The first result, based on a straightforward proof, has important
practical implications for managers who may wish to preclude
side payments. They may be unable to design a ratings-based
reward system that does not have inherent incentives for side
payments. The second result, in our opinion, is quite surprising.
It suggests that marketing managers might be advised to invest
more time into understanding how side payments affect employee
reactions to reward systems. They might want to reconsider costly
efforts to monitor, police, or preclude such side payments.

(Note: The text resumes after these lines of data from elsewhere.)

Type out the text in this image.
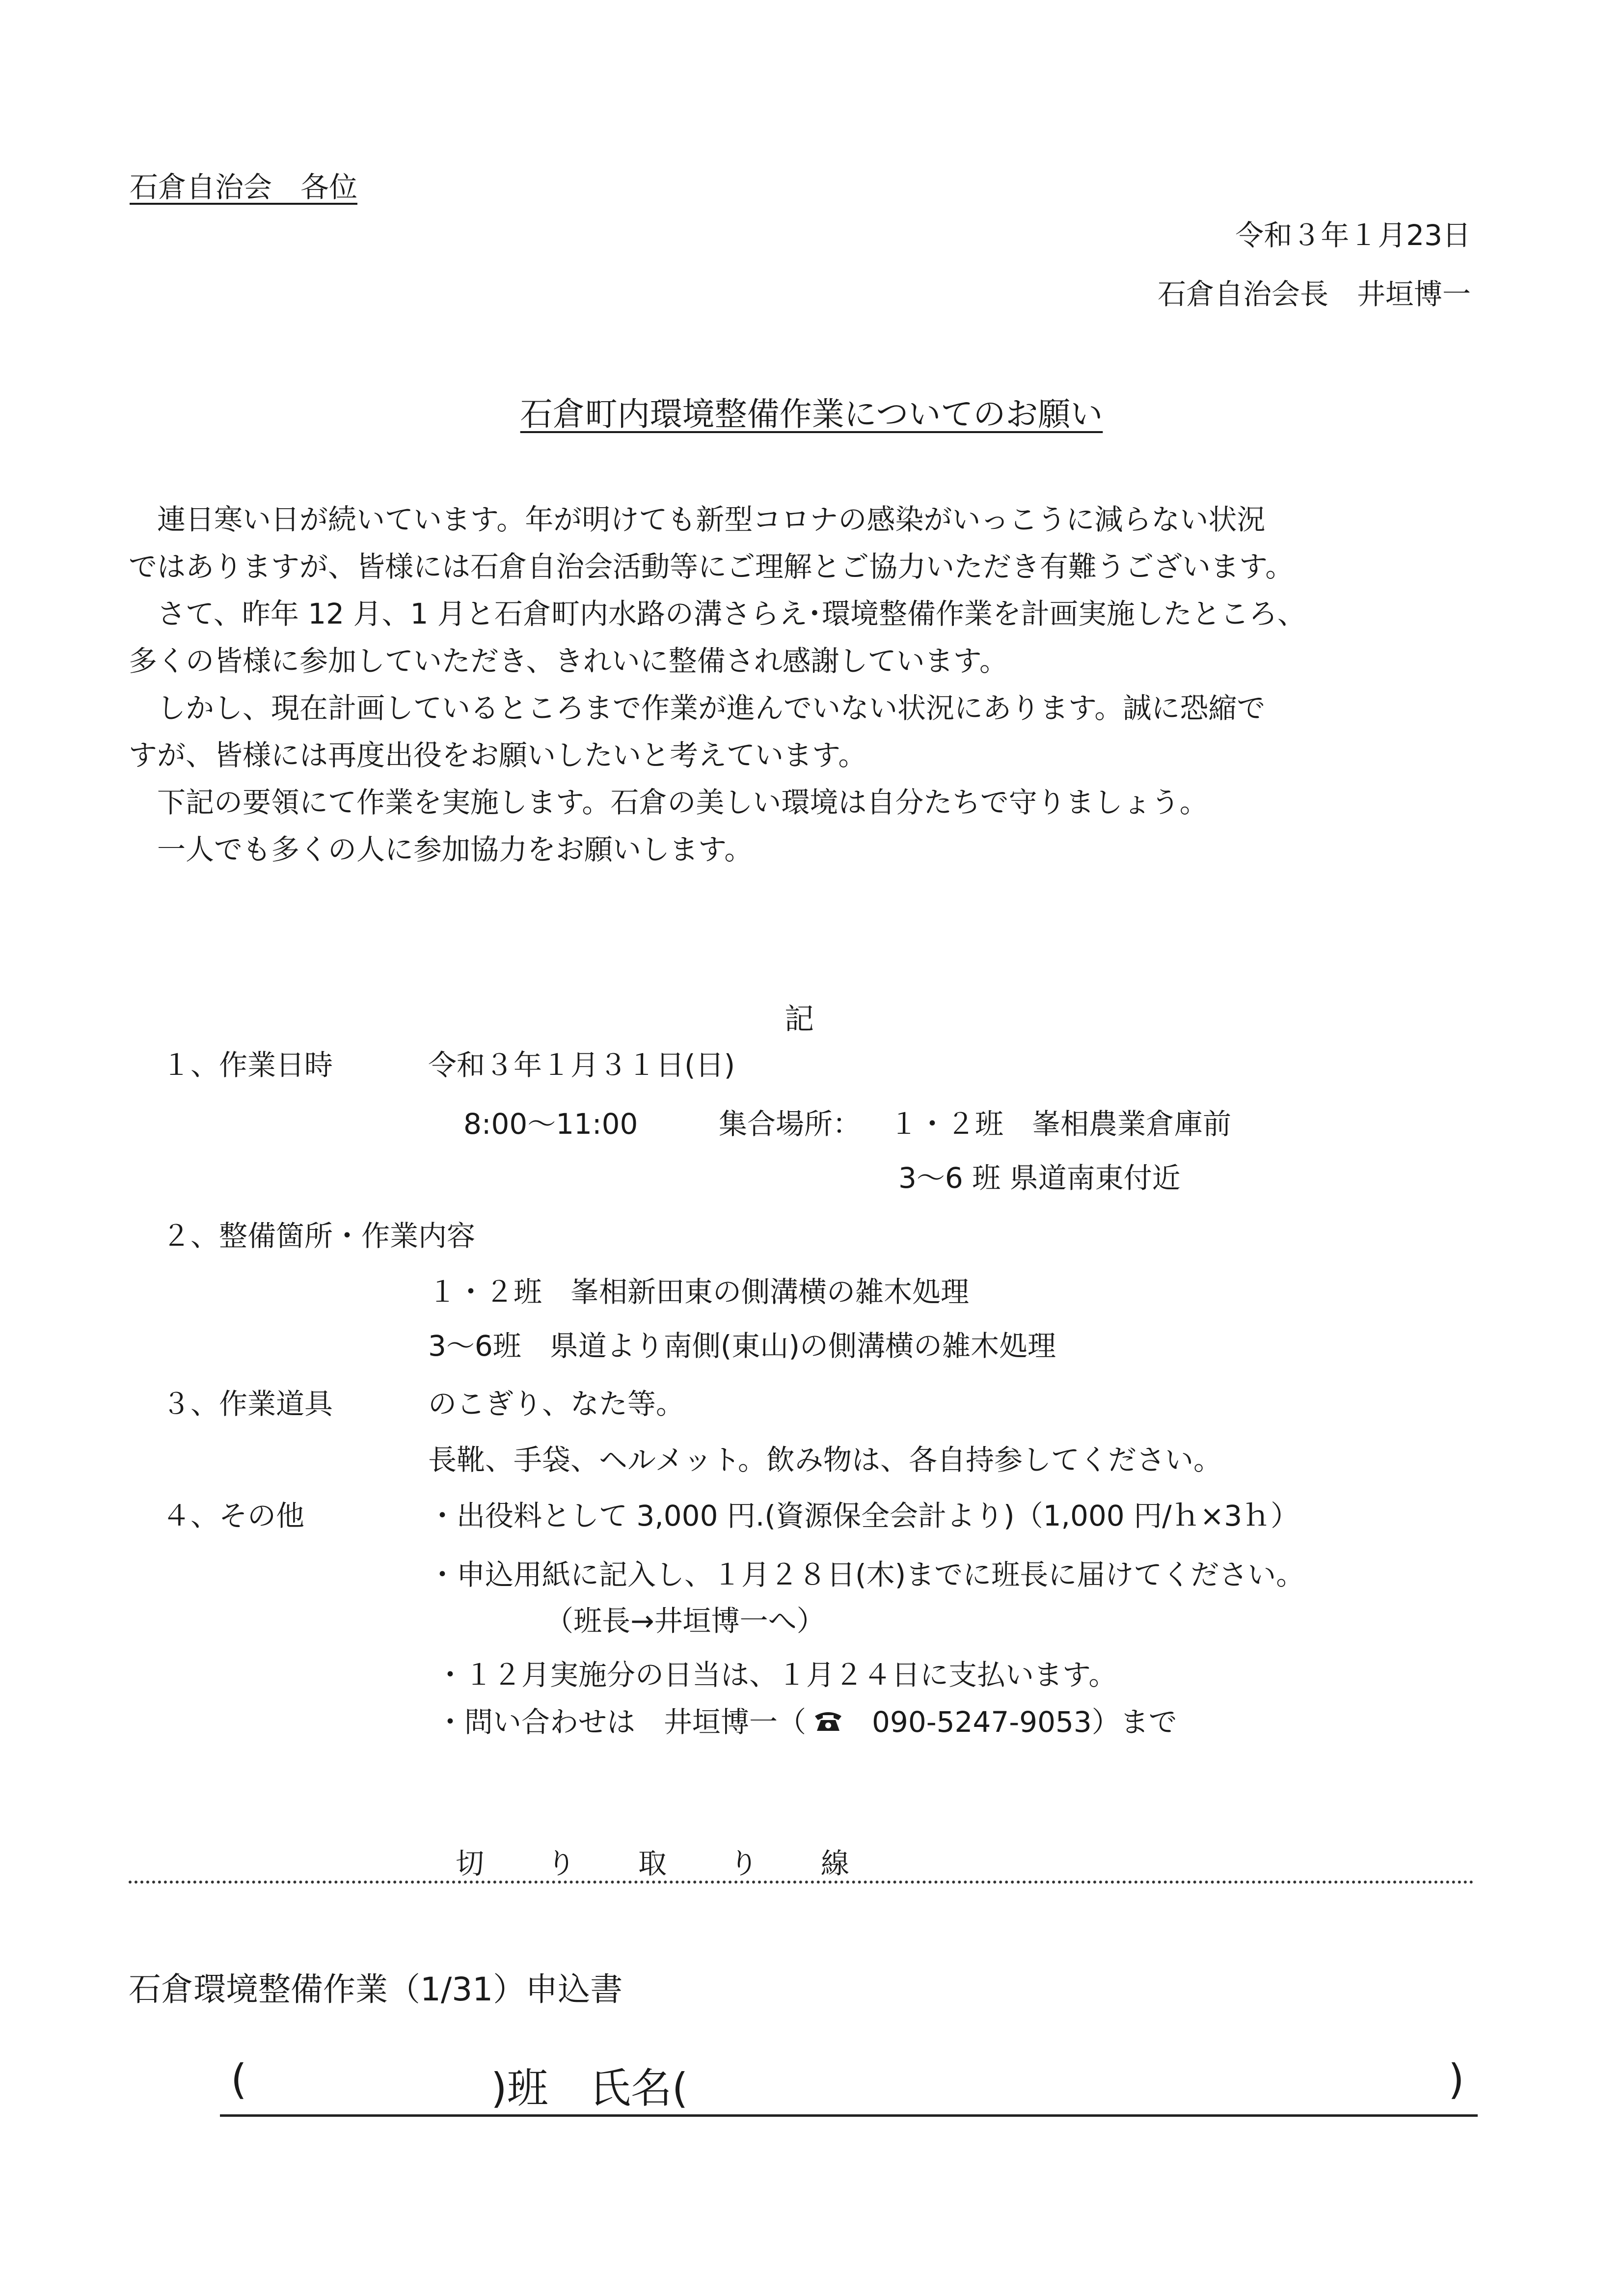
石倉自治会　各位
令和３年１月23日
石倉自治会長　井垣博一
石倉町内環境整備作業についてのお願い
　連日寒い日が続いています。年が明けても新型コロナの感染がいっこうに減らない状況
ではありますが、皆様には石倉自治会活動等にご理解とご協力いただき有難うございます。
　さて、昨年 12 月、1 月と石倉町内水路の溝さらえ･環境整備作業を計画実施したところ、
多くの皆様に参加していただき、きれいに整備され感謝しています。
　しかし、現在計画しているところまで作業が進んでいない状況にあります。誠に恐縮で
すが、皆様には再度出役をお願いしたいと考えています。
　下記の要領にて作業を実施します。石倉の美しい環境は自分たちで守りましょう。
　一人でも多くの人に参加協力をお願いします。
記
１、作業日時	令和３年１月３１日(日)
8:00～11:00	集合場所： １・２班　峯相農業倉庫前
3～6 班 県道南東付近
２、整備箇所・作業内容
１・２班　峯相新田東の側溝横の雑木処理
3～6班　県道より南側(東山)の側溝横の雑木処理
３、作業道具	のこぎり、なた等。
長靴、手袋、ヘルメット。飲み物は、各自持参してください。
４、その他	・出役料として 3,000 円.(資源保全会計より)（1,000 円/ｈ×3ｈ）
・申込用紙に記入し、１月２８日(木)までに班長に届けてください。
（班長→井垣博一へ）
・１２月実施分の日当は、１月２４日に支払います。
・問い合わせは　井垣博一（　090-5247-9053）まで
切り取り線
石倉環境整備作業（1/31）申込書
(	)班　氏名(	)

While our results do not substitute for a moral discussion of
side payments, we hope that the formal structure for one common
marketing situation provides valuable insight.
The system
we analyze is based on a practical managerial problem we have
observed. The salesforce evaluates a sales support group with
a real-valued rating. The sales support group is rewarded based
on that rating, whereas the salesforce is rewarded based on
outcomes, such as sales or customer satisfaction, that indicate
incremental profits to the firm. The reward to the salesforce
might also depend upon how it rates sales support. For example,
the salesforce might be held to a higher standard whenever it
rates sales support as "excellent". (We argue in the paper that
the firm will want this to happen.) In addition, the salesforce
might ask for a side payment from the sales support group as
compensation for high ratings.
We cast
the practical problem as a formal game and incorporate the following
issues: (1) incremental actions taken by the salesforce and
by sales support are perceived to be onerous, (2) the measure
of incremental profit is a noisy measure, (3) both the salesforce
and sales support are risk averse, (4) given the reward system
imposed by the firm, both the salesforce and sales support will
maximize their well-being, and (5) given the structure of the
reward system, the firm will seek to maximize expected profits.
We first
show that there are almost always incentives for side payments.

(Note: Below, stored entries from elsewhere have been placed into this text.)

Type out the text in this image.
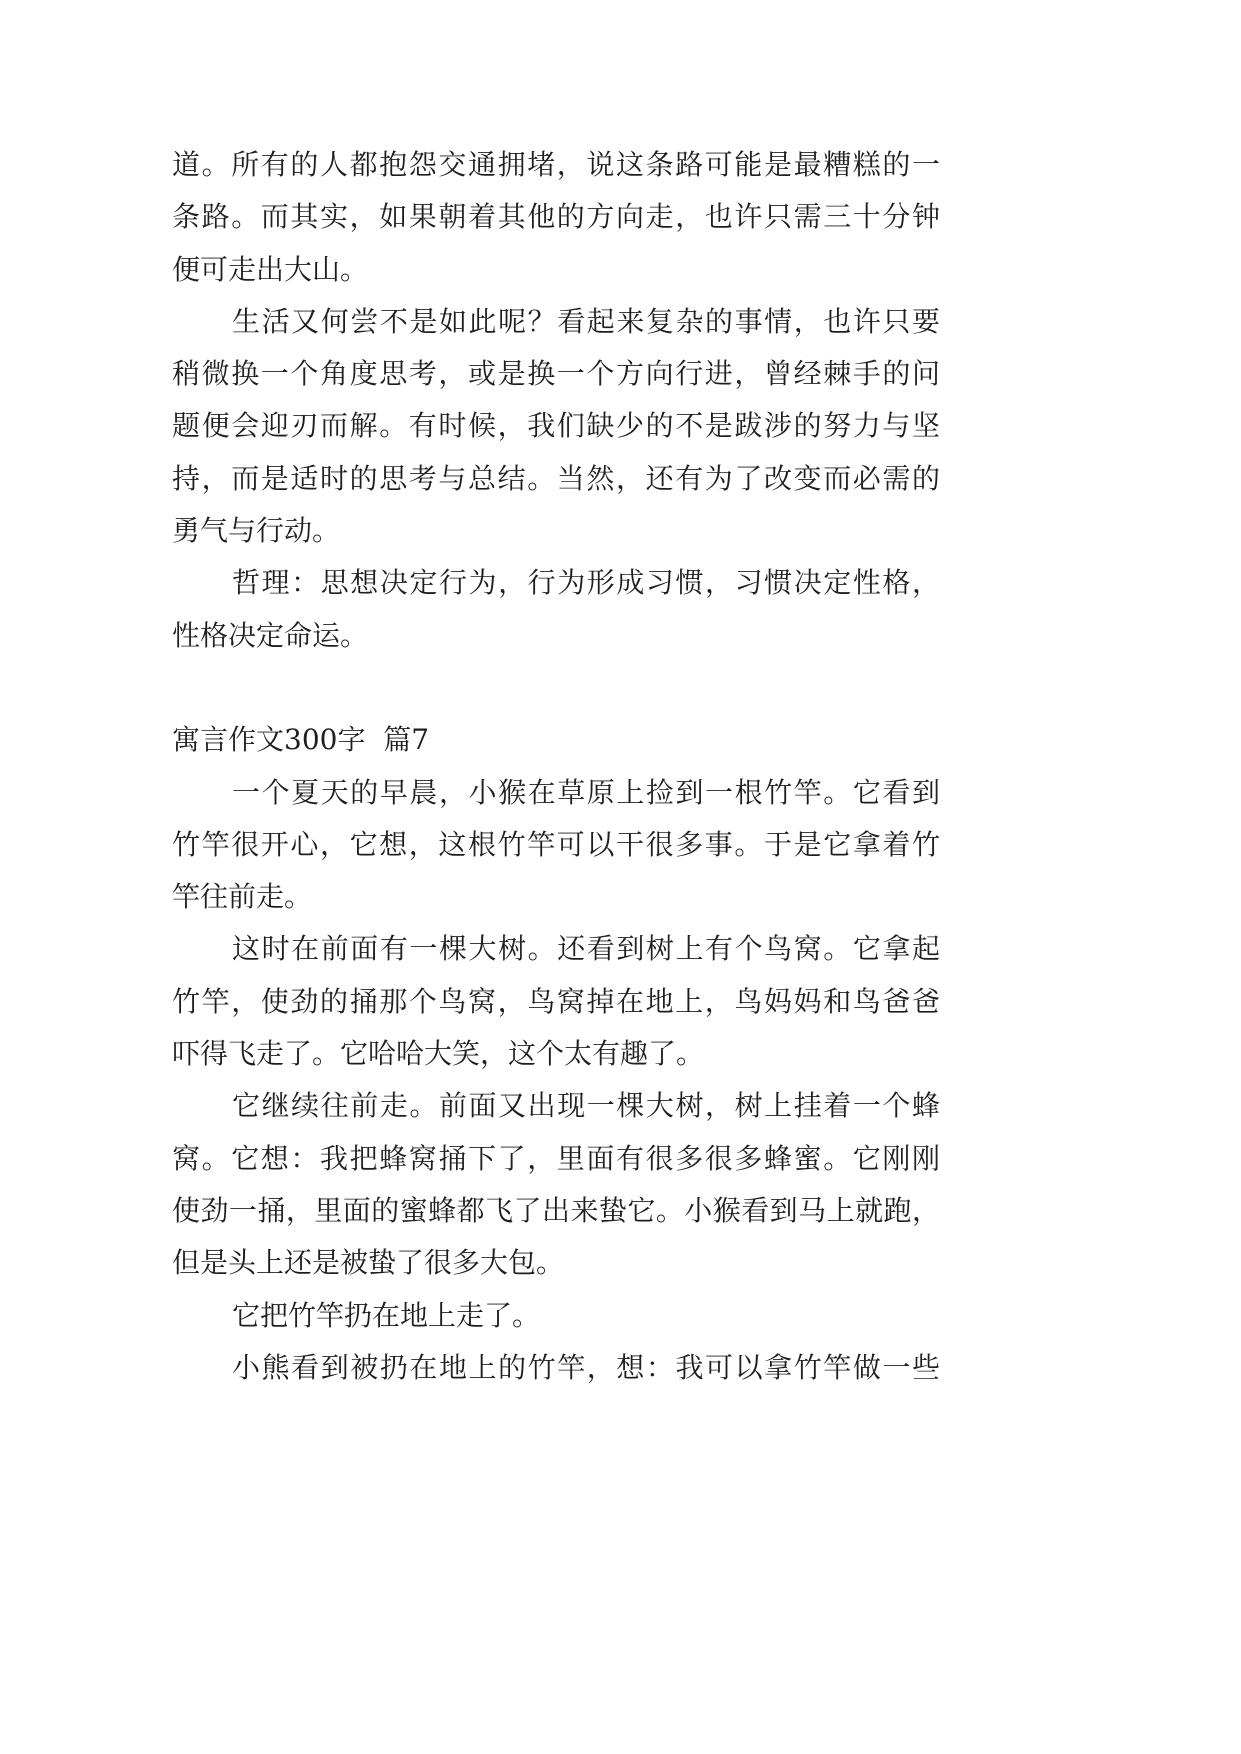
道。所有的人都抱怨交通拥堵，说这条路可能是最糟糕的一
条路。而其实，如果朝着其他的方向走，也许只需三十分钟
便可走出大山。
生活又何尝不是如此呢？看起来复杂的事情，也许只要
稍微换一个角度思考，或是换一个方向行进，曾经棘手的问
题便会迎刃而解。有时候，我们缺少的不是跋涉的努力与坚
持，而是适时的思考与总结。当然，还有为了改变而必需的
勇气与行动。
哲理：思想决定行为，行为形成习惯，习惯决定性格，
性格决定命运。
寓言作文300字  篇7
一个夏天的早晨，小猴在草原上捡到一根竹竿。它看到
竹竿很开心，它想，这根竹竿可以干很多事。于是它拿着竹
竿往前走。
这时在前面有一棵大树。还看到树上有个鸟窝。它拿起
竹竿，使劲的捅那个鸟窝，鸟窝掉在地上，鸟妈妈和鸟爸爸
吓得飞走了。它哈哈大笑，这个太有趣了。
它继续往前走。前面又出现一棵大树，树上挂着一个蜂
窝。它想：我把蜂窝捅下了，里面有很多很多蜂蜜。它刚刚
使劲一捅，里面的蜜蜂都飞了出来蛰它。小猴看到马上就跑，
但是头上还是被蛰了很多大包。
它把竹竿扔在地上走了。
小熊看到被扔在地上的竹竿，想：我可以拿竹竿做一些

Specifically, we demonstrate that sales support is better off
with a side payment, while the salesforce is no worse off. This
is not surprising because the reward to sales support is increasing
in the rating, while in the absence of a side payment, the salesforce
will select a rating such that its net marginal returns to increasing
the rating are zero. The exception occurs when the rating is
constrained by the firm to be less than this "optimal" rating,
but even then there might be incentives for side payments.
We next
show that the firm can anticipate these side payments and design
a reward system to factor them out at no loss of profit. The
intuition is straightforward. The firm first adjusts the marginal
returns in the reward functions for sales support and for the
salesforce such that they will each take the "optimal" actions
even though they engage in side payments. Then the firm adjusts
their fixed compensation so that the firm extracts its full
profit. The proof is difficult because we must show that adjusted
reward systems exist and we must show that they allow the full
profit to be extracted.
Throughout
the paper we discuss the practical implications of our results.
We close by highlighting future research opportunities.